If no job is feasible, the employer should nonetheless produce a written assertion with the explanations opposing the reclassification.
Proper
No minimal or most authorized interval is imposed by regulation to satisfy this obligation. However the salary maintenance past 30 days permits this obligation to be rapidly fulfilled by the employer.
Exemption from reclassification and session of the CSE
Ought to the employer seek the advice of the CSE if he’s exempted from reclassification by the occupational doctor?
In a judgment of the Courtroom of Cassation of June eight, 2022, n20-22500, it’s specified that the exemption from reclassification permits the employer to even be exempted from session of the CSE.
Nonetheless, this judgment doesn’t verify that there’s an exemption from written notification to the worker of the explanations for the impossibility of reclassification. If doubtful and as a way to safe the dismissal, it’s due to this fact preferable to make this writing.
Contesting the worker’s incapacity discover
There’s the chance for the worker, identical to for the employer, to contest the opinion of incapacity of the occupational physician.
The time restrict for contesting is 15 days from the notification of the discover of incapacity. The attraction is made to the commercial tribunal.

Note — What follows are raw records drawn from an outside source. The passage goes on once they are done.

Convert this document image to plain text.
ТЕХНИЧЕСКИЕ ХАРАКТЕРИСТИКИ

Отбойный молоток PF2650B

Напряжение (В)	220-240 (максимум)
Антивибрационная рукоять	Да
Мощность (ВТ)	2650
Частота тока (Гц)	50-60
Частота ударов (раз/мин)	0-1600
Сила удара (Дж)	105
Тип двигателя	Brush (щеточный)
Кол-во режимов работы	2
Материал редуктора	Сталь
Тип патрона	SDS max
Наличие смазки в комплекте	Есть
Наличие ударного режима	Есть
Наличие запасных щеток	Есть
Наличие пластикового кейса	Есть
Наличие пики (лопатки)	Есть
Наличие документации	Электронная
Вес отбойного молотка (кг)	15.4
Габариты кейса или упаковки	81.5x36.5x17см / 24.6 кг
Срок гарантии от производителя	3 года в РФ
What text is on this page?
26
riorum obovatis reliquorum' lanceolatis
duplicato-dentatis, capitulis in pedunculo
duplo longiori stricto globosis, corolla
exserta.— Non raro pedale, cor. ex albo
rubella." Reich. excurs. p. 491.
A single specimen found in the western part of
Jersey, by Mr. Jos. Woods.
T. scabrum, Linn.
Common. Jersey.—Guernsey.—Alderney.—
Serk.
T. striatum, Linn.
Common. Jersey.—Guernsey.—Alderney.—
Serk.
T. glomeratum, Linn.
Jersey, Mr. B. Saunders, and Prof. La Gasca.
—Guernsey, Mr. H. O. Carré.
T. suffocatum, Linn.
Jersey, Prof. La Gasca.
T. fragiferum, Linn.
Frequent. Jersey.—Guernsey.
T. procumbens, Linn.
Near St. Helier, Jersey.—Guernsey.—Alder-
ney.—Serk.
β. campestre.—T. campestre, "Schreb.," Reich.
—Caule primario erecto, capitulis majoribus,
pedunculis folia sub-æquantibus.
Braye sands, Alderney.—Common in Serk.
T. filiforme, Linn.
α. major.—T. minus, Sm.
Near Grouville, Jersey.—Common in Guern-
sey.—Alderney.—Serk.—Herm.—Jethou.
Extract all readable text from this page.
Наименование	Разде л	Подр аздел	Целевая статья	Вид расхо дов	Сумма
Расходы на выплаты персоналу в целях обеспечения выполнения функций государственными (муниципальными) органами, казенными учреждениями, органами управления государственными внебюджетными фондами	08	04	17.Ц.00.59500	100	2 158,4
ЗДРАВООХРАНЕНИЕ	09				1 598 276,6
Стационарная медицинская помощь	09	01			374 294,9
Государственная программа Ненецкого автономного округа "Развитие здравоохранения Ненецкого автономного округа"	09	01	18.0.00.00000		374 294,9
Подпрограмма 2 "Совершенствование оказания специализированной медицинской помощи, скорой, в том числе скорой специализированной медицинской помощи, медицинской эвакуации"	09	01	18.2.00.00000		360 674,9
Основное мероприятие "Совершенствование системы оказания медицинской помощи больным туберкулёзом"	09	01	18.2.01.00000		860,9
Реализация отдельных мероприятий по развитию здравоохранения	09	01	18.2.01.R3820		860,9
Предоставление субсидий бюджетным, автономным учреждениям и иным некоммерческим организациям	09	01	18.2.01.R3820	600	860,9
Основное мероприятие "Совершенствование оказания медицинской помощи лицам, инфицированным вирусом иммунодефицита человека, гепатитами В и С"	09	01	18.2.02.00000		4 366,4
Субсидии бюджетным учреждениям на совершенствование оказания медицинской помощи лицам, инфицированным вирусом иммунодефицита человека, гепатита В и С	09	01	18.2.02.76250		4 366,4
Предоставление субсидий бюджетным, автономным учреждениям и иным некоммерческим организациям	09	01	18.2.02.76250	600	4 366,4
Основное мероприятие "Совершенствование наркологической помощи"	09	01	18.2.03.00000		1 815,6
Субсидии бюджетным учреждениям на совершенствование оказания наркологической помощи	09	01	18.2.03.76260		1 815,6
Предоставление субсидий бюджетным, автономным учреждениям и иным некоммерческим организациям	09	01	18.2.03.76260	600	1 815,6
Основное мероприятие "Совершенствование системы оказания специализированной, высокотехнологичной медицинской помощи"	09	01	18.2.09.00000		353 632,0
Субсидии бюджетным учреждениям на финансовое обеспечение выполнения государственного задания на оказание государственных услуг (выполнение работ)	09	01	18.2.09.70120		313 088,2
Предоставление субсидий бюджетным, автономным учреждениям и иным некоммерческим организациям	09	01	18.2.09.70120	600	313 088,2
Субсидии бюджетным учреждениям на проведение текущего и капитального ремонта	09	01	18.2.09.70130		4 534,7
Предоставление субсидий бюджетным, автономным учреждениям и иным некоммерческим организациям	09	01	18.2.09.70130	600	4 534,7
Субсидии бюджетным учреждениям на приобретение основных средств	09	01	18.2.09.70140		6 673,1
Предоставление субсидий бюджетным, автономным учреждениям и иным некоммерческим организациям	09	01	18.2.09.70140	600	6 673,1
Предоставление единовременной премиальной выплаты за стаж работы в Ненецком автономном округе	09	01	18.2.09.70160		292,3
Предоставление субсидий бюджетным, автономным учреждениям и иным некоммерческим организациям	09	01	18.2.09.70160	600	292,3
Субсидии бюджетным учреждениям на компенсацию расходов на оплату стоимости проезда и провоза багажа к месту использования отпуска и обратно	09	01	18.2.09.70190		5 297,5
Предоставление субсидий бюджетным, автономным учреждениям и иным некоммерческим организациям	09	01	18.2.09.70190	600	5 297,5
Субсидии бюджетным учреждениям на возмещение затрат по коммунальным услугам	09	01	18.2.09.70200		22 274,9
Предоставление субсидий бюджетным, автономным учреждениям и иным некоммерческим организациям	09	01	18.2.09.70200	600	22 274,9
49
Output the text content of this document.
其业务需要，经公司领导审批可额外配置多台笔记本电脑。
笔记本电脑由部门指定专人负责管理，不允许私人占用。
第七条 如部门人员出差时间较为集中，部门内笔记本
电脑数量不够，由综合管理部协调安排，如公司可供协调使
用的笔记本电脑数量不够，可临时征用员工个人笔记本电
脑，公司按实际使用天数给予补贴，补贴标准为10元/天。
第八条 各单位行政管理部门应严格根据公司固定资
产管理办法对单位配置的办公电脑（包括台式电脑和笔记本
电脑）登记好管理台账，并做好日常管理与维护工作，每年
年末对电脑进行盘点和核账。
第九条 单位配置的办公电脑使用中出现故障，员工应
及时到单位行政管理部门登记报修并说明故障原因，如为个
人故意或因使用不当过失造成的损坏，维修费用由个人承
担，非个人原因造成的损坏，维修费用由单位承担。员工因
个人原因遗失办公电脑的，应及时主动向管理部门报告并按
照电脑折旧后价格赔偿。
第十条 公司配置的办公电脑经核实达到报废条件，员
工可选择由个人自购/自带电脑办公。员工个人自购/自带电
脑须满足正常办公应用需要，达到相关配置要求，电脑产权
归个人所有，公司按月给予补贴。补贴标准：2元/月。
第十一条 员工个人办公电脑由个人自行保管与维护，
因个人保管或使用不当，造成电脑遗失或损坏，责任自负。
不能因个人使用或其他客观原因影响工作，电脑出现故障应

If the discover of incapacity is hand-delivered to the worker on the day of his go to, then it should be ensured that the occupational doctor has had him signal a remittance in opposition to discharge. In any other case, the 15-day interval doesn’t run and the worker can then contest this incapacity for a interval which can be indefinite (Cass. soc. March 2, 2022, n 20-21715). Certainly, the interval of 15 days runs from the acknowledgment of receipt or the signature of the hand supply. In any other case, the dismissal might be reclassified with out actual and severe trigger.
What should be paid within the steadiness of any account of the worker declared unfit?
The employer doesn’t need to remunerate his unfit worker throughout the 1st month of the seek for reclassification, apart from extra favorable contractual provisions.
After this one-month interval, if the contract has not but been terminated, the employer should return the fee of the wage to his unfit worker. This wage continues till redeployment or till the termination of the contract.
Dismissal for non-professional incapacity
If the incapacity is linked to an sickness or an accident exterior to the corporate, the breach of the contract offers the worker the correct to:
- the fee of the authorized indemnity for dismissal or the traditional indemnity if extra beneficial;
- a compensatory indemnity for acquired nation go away not taken on the date of the termination of the contract.
Dismissal for skilled incapacity
If the incapacity is linked to an occupational illness or an accident at work, the worker is paid:
- a compensatory indemnity for the unexecuted discover;
- particular severance pay equal to twice the authorized severance pay, until extra favorable contractual provisions. Solely an abusive refusal of reclassification of the worker can exempt the employer from paying these indemnities;
- a compensatory allowance for country leave acquired however not taken on the date of termination of the contract;
- a brief incapacity indemnity for a most interval of 1 month till redeployment or dismissal.
Dismissal for incapacity is feasible within the following instances:
- the worker refused his proposed reclassification;
- the employer justifies the impossibility of reclassifying the worker;
- the opinion of the occupational doctor mentions that redeployment is unthinkable.